Salcedo also has studied the sources of assembly bias, factors that influence simulated dark matter halo clustering. Linear theory approaches, for instance, predict that how halos cluster depends on their mass alone. Simulations, however, found that within a set of similarly sized halos, other dependencies come into play, including age: older halos are more clustered.
Salcedo’s research suggests that a halo’s proximity to a massive neighbor halo drives much of assembly bias. Such nearby structures can steal mass from the subject halo, affecting estimates of its age and its assembly history. Controlling for such factors in models reduced or eliminated assembly bias.
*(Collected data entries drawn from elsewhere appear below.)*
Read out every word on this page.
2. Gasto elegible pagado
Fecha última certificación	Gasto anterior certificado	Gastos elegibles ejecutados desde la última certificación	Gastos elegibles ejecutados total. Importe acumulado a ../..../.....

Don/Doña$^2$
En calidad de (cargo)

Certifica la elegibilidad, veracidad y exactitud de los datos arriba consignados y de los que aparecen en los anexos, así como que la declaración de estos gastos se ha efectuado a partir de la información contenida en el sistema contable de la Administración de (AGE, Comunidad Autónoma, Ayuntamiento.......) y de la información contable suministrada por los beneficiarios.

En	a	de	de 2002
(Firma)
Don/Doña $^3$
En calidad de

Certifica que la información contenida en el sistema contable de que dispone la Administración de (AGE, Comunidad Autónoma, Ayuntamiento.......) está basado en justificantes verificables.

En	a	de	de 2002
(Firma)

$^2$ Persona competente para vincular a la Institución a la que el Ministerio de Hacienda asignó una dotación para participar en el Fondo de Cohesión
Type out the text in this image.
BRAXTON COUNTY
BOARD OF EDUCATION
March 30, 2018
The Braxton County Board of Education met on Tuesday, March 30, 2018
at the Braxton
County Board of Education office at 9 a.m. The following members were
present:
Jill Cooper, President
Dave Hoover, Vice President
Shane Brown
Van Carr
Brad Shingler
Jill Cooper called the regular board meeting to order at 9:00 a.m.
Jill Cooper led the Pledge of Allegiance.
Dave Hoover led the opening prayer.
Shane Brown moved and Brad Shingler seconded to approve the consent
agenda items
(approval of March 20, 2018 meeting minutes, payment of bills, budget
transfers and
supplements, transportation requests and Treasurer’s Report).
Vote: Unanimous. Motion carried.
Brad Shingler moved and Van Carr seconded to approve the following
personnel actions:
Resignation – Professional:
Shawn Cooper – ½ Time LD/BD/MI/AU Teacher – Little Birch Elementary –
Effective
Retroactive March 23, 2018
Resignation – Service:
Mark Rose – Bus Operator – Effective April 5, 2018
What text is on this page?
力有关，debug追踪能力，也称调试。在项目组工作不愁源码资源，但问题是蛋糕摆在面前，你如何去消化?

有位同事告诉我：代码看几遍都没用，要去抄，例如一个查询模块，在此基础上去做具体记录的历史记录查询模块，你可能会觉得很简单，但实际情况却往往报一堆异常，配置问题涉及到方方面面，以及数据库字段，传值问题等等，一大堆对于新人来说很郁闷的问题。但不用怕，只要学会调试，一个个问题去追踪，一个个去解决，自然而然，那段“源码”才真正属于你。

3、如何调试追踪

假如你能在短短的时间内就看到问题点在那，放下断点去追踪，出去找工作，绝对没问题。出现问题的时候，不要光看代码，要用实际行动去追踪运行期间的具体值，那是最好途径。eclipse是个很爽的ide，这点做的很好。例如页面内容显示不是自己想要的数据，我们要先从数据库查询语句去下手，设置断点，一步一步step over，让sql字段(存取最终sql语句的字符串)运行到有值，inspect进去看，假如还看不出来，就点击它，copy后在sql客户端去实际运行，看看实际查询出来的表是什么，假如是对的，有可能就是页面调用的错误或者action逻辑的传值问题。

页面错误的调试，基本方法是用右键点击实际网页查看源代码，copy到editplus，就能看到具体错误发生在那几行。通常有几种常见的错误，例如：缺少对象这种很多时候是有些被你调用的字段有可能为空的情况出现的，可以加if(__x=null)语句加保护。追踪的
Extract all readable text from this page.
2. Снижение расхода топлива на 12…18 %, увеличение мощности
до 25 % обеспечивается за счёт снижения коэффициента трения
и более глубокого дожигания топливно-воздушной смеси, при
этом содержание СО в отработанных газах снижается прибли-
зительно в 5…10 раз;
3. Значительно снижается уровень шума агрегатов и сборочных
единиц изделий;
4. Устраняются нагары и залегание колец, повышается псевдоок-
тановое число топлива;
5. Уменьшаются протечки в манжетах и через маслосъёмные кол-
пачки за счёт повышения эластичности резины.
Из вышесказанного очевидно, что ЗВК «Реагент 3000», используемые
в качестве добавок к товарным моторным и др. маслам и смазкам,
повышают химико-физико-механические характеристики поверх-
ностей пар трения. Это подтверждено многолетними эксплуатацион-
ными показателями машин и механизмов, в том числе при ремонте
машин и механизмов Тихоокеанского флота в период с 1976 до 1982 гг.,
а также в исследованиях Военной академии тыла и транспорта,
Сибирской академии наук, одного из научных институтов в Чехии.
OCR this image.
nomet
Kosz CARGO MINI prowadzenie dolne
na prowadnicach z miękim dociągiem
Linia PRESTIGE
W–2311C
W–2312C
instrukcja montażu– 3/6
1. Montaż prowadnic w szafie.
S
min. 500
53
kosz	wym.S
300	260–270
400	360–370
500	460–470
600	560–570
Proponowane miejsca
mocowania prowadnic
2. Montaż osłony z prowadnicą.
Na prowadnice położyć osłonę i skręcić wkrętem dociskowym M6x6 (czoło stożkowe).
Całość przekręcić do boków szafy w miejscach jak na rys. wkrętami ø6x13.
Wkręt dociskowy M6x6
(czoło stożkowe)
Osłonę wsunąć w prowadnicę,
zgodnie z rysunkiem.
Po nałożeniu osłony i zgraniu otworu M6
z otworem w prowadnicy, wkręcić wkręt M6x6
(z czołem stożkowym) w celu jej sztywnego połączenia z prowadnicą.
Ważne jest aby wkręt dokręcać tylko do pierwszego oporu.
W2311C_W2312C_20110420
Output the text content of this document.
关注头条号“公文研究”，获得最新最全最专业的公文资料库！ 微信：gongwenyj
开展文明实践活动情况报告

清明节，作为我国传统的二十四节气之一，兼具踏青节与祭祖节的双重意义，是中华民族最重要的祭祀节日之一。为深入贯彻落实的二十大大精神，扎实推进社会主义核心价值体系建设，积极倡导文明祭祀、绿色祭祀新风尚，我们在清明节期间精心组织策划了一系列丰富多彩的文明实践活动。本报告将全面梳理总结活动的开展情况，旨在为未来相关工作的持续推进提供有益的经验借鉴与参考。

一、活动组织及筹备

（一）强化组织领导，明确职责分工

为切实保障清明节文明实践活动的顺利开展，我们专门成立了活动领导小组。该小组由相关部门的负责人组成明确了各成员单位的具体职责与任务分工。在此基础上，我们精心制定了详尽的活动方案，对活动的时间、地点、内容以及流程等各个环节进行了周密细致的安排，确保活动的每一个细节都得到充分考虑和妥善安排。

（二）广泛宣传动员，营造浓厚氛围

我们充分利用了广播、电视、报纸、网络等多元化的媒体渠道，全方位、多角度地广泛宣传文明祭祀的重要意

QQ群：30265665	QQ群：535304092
Salcedo has run most of his calculations at the Ohio Supercomputer Center system. He tapped bigger machines for his 2017 Argonne National Laboratory practicum, where he worked on a project tied to his doctoral research.
With computational physicist Salman Habib and postdoctoral researcher Lindsey Bleem, Salcedo worked on modeling the spatial distribution of galaxies using cosmological simulation results and data from the Dark Energy Survey (DES), a DOE-supported project to map galaxies and cosmic structure. Salcedo wrote a halo occupation distribution code that placed model galaxies into simulated dark matter halos. With additional calculations, he fit the model to DES data from a sample of galaxies chosen for their luminosity and precisely measured distances from Earth.
An algorithm called redMaGiC automatically selects the galaxies based on their color data. Though the code produces good estimates of galaxy distance, it has strange effects on galaxy-halo connection models, Salcedo says. His project was to help calculate modeling requirements and constrain parameters for the best results. “There’s a good chance that the galaxies I’ll use in the analysis for my thesis will be redMaGiC galaxies,” Salcedo says, so his work at Argonne is important to finishing that research.
That thesis work should carry Salcedo through spring or summer 2021, when he’ll graduate and seek postdoctoral posts before finding an academic position in astronomy.
Image caption: Panels showing particle (top), halo (middle) and galaxy (bottom) distributions from a simulation Andres Salcedo uses in his research. Each shows a slice from a simulation snapshot with a side length of approximately 5.3 billion light years. Cosmology, the evolved structure of matter in the universe, determines particle distribution in the top panel. The middle panel shows halos, comprised of particles, which host galaxies. Astronomers can’t directly observe either halos or particles in the underlying dark matter distribution. The bottom panel shows the observable galaxies, which can be used to constrain cosmology, painted onto the halos to align with models that determine galaxy-halo connections. Credit: Andres Salcedo.